I feel like I am wasting my time here. That part is hard to deal with.
Yes, I miss my friends. I miss and think about them everyday. I miss my family. I’ve never been this far from them. I feel that I would be less aware of the fact that I miss those people if I had something to do here at IU. But I’m unhappy.
I don’t like my job and my program not something I am passionate about. What I expected to be doing and what I am doing are not the same thing at all. I feel that I was misled during the orientation and training process.
I am hoping next semester is better. I’m hoping to get a practicum experience that will challenge me and make me feel that I am not wasting my time. I want to use the skills that I know I have. I want to use what I am learning in class at my job. That’s what this program is supposed to be about. “Theory to practice” and I feel that I have not been given the opportunity to do that.
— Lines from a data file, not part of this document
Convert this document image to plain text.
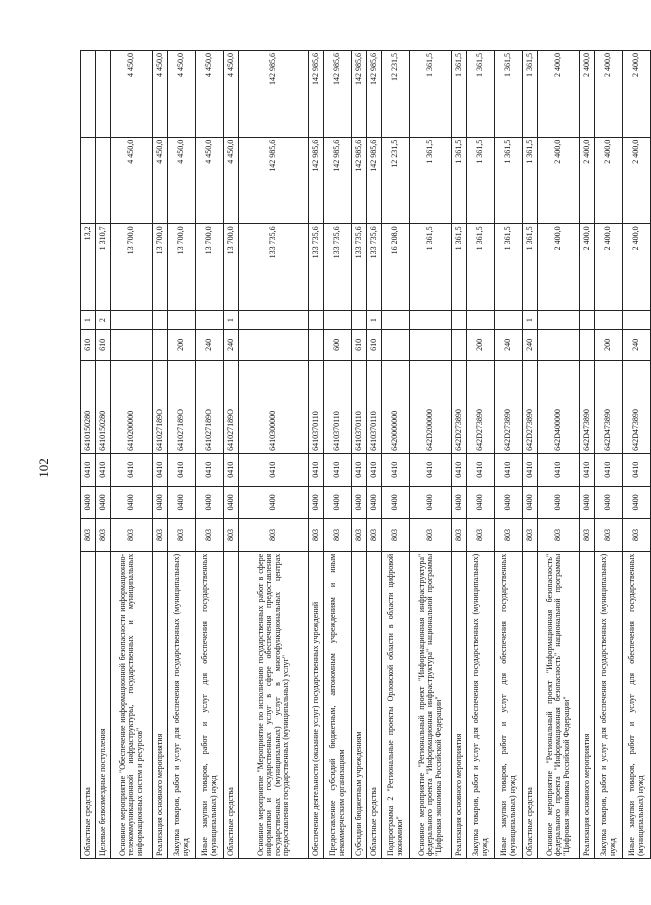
102
Областные средства	803	0400	0410	6410150280	610	1	13,2		
Целевые безвозмездные поступления	803	0400	0410	6410150280	610	2	1 310,7		
Основное мероприятие "Обеспечение информационной безопасности информационно-телекоммуникационной инфраструктуры, государственных и муниципальных информационных систем и ресурсов"	803	0400	0410	6410200000			13 700,0	4 450,0	4 450,0
Реализация основного мероприятия	803	0400	0410	641027189О			13 700,0	4 450,0	4 450,0
Закупка товаров, работ и услуг для обеспечения государственных (муниципальных) нужд	803	0400	0410	641027189О	200		13 700,0	4 450,0	4 450,0
Иные закупки товаров, работ и услуг для обеспечения государственных (муниципальных) нужд	803	0400	0410	641027189О	240		13 700,0	4 450,0	4 450,0
Областные средства	803	0400	0410	641027189О	240	1	13 700,0	4 450,0	4 450,0
Основное мероприятие "Мероприятие по исполнению государственных работ в сфере информатики и государственных услуг в сфере обеспечения предоставления государственных (муниципальных) услуг в многофункциональных центрах предоставления государственных (муниципальных) услуг"	803	0400	0410	6410300000			133 735,6	142 985,6	142 985,6
Обеспечение деятельности (оказание услуг) государственных учреждений	803	0400	0410	6410370110			133 735,6	142 985,6	142 985,6
Предоставление субсидий бюджетным, автономным учреждениям и иным некоммерческим организациям	803	0400	0410	6410370110	600		133 735,6	142 985,6	142 985,6
Субсидии бюджетным учреждениям	803	0400	0410	6410370110	610		133 735,6	142 985,6	142 985,6
Областные средства	803	0400	0410	6410370110	610	1	133 735,6	142 985,6	142 985,6
Подпрограмма 2 "Региональные проекты Орловской области в области цифровой экономики"	803	0400	0410	6420000000			16 208,0	12 231,5	12 231,5
Основное мероприятие "Региональный проект "Информационная инфраструктура" федерального проекта "Информационная инфраструктура" национальной программы "Цифровая экономика Российской Федерации"	803	0400	0410	642D200000			1 361,5	1 361,5	1 361,5
Реализация основного мероприятия	803	0400	0410	642D273890			1 361,5	1 361,5	1 361,5
Закупка товаров, работ и услуг для обеспечения государственных (муниципальных) нужд	803	0400	0410	642D273890	200		1 361,5	1 361,5	1 361,5
Иные закупки товаров, работ и услуг для обеспечения государственных (муниципальных) нужд	803	0400	0410	642D273890	240		1 361,5	1 361,5	1 361,5
Областные средства	803	0400	0410	642D273890	240	1	1 361,5	1 361,5	1 361,5
Основное мероприятие "Региональный проект "Информационная безопасность" федерального проекта "Информационная безопасность" национальной программы "Цифровая экономика Российской Федерации"	803	0400	0410	642D400000			2 400,0	2 400,0	2 400,0
Реализация основного мероприятия	803	0400	0410	642D473890			2 400,0	2 400,0	2 400,0
Закупка товаров, работ и услуг для обеспечения государственных (муниципальных) нужд	803	0400	0410	642D473890	200		2 400,0	2 400,0	2 400,0
Иные закупки товаров, работ и услуг для обеспечения государственных (муниципальных) нужд	803	0400	0410	642D473890	240		2 400,0	2 400,0	2 400,0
I am trying to find ways to give myself that opportunity sense no one else is providing that for me. Trying to find that has taken more energy, more work, and more hoops I have to jump through. It requires for my student staff to have another meeting to attend.
I feel that I am hitting walls everywhere I turn and I just don’t know what to do anymore. I am not motivated because I don’t care. I’m tired of jumping through hoops. I’m tired of assignments that do not require me to think critically but instead I am thinking of how to BS my way through it.
I am not being challenged. These assignments are not difficult. There are a lot of assignments. Learning how to manage and have enough time to be motivated to BS my way through those assignments is not the type of challenge I was looking for when I came here.
I’m tired, unmotivated, and discontent. Why am I here?
I won’t quit, I won’t transfer. This program will still get me to my goal but I just wish it wasn’t a means to an end. I have started doing some outside reading so that I am at least still reading things I am interested in since my required reading does not fulfill that need.
Things will get better. They have to, right?
Boston will always be there. Oregon will always be there. My friends will always be a plane ride away. I am getting a Masters for free…I am getting a Masters for free…I am getting a Masters for free. I can do this.